Rodríguez-Tomàs Elisabet, Arenas Meritxell, Baiges-Gaya Gerard, Acosta Johana, Araguas Pablo, Malave Bárbara, Castañé Helena, Jiménez-Franco Andrea, Benavides-Villarreal Rocío, Sabater Sebastià, Solà-Alberich Rosa, Camps Jordi, Joven Jorge
Unitat de Recerca Biomèdica, Hospital Universitari de Sant Joan, Institut d'Investigació Sanitària Pere Virgili, Universitat Rovira i Virgili, 43201 Reus, Spain.
Department of Radiation Oncology, Hospital Universitari de Sant Joan, Institut d'Investigació Sanitària Pere Virgili, Universitat Rovira i Virgili, 43204 Reus, Spain.
Antioxidants (Basel). 2022 Dec 2;11(12):2394. doi: 10.3390/antiox11122394.

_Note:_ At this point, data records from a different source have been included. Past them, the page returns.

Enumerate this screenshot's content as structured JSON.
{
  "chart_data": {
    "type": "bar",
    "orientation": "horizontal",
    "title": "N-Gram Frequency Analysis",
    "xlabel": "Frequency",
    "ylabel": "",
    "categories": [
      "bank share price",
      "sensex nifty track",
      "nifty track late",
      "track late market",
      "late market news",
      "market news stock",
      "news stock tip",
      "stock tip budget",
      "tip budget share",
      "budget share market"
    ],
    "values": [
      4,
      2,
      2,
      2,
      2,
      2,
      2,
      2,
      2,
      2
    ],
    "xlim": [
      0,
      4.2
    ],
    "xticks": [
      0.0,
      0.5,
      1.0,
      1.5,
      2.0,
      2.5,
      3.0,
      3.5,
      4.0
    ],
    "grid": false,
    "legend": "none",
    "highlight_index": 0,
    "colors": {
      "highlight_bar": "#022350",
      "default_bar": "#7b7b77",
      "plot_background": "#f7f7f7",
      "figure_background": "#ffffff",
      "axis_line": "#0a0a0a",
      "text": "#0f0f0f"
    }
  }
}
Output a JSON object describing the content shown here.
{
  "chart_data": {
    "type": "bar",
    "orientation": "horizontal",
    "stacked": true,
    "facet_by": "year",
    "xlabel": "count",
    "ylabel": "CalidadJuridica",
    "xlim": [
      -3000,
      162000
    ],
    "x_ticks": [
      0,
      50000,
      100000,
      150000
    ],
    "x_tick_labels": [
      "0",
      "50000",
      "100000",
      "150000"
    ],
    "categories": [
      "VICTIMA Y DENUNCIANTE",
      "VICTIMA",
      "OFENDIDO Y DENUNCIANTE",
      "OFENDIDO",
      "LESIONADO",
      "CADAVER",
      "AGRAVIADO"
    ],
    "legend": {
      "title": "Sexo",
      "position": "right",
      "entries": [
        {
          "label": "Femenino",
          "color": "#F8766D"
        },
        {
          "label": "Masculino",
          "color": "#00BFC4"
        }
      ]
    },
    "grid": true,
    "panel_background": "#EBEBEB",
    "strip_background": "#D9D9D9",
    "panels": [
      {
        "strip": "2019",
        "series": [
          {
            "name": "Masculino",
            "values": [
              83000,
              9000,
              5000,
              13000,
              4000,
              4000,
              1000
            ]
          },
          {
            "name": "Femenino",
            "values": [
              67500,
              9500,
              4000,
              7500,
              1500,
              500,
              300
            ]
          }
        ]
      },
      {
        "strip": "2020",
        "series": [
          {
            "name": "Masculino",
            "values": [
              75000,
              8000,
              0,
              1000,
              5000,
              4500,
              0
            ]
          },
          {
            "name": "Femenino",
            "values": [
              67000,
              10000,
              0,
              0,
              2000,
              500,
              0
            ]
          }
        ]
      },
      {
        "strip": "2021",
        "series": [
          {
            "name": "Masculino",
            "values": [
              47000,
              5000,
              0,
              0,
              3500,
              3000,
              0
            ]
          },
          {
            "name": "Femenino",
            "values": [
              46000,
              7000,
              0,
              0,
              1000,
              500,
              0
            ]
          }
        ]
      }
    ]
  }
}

Radiotherapy (RT) is part of the standard treatment of breast cancer (BC) because of its effects on relapse reduction and survival. However, response to treatment is highly variable, and some patients may develop disease progression (DP), a second primary cancer, or may succumb to the disease. Antioxidant systems and inflammatory processes are associated with the onset and development of BC and play a role in resistance to treatment. Here, we report our investigation into the clinical evolution of BC patients, and the impact of RT on the circulating levels of the antioxidant enzyme paraoxonase-1 (PON1), cytokines, and other standard biochemical and hematological variables. Gradient Boosting Machine (GBM) algorithm was used to identify predictive variables. This was a retrospective study in 237 patients with BC. Blood samples were obtained pre- and post-RT, with samples of healthy women used as control subjects. Results showed that 24 patients had DP eight years post-RT, and eight patients developed a second primary tumor. The algorithm identified interleukin-4 and total lymphocyte counts as the most relevant indices discriminating between BC patients and control subjects, while neutrophils, total leukocytes, eosinophils, very low-density lipoprotein cholesterol, and PON1 activity were potential predictors of fatal outcome.
放射疗法(RT)是乳腺癌(BC)标准治疗的一部分,因为它对降低复发率和提高生存率有作用。然而,治疗反应差异很大,一些患者可能会出现疾病进展(DP)、第二种原发性癌症,或者可能死于该疾病。抗氧化系统和炎症过程与BC的发生和发展相关,并在治疗抵抗中起作用。在此,我们报告了对BC患者临床演变以及RT对循环抗氧化酶对氧磷酶-1(PON1)、细胞因子以及其他标准生化和血液学变量水平影响的研究。采用梯度提升机(GBM)算法来识别预测变量。这是一项针对237例BC患者的回顾性研究。在放疗前后采集血样,并以健康女性的血样作为对照。结果显示,放疗后8年有24例患者出现疾病进展,8例患者发生了第二种原发性肿瘤。该算法确定白细胞介素-4和总淋巴细胞计数是区分BC患者和对照的最相关指标,而中性粒细胞、总白细胞、嗜酸性粒细胞、极低密度脂蛋白胆固醇和PON1活性是致命结局的潜在预测指标。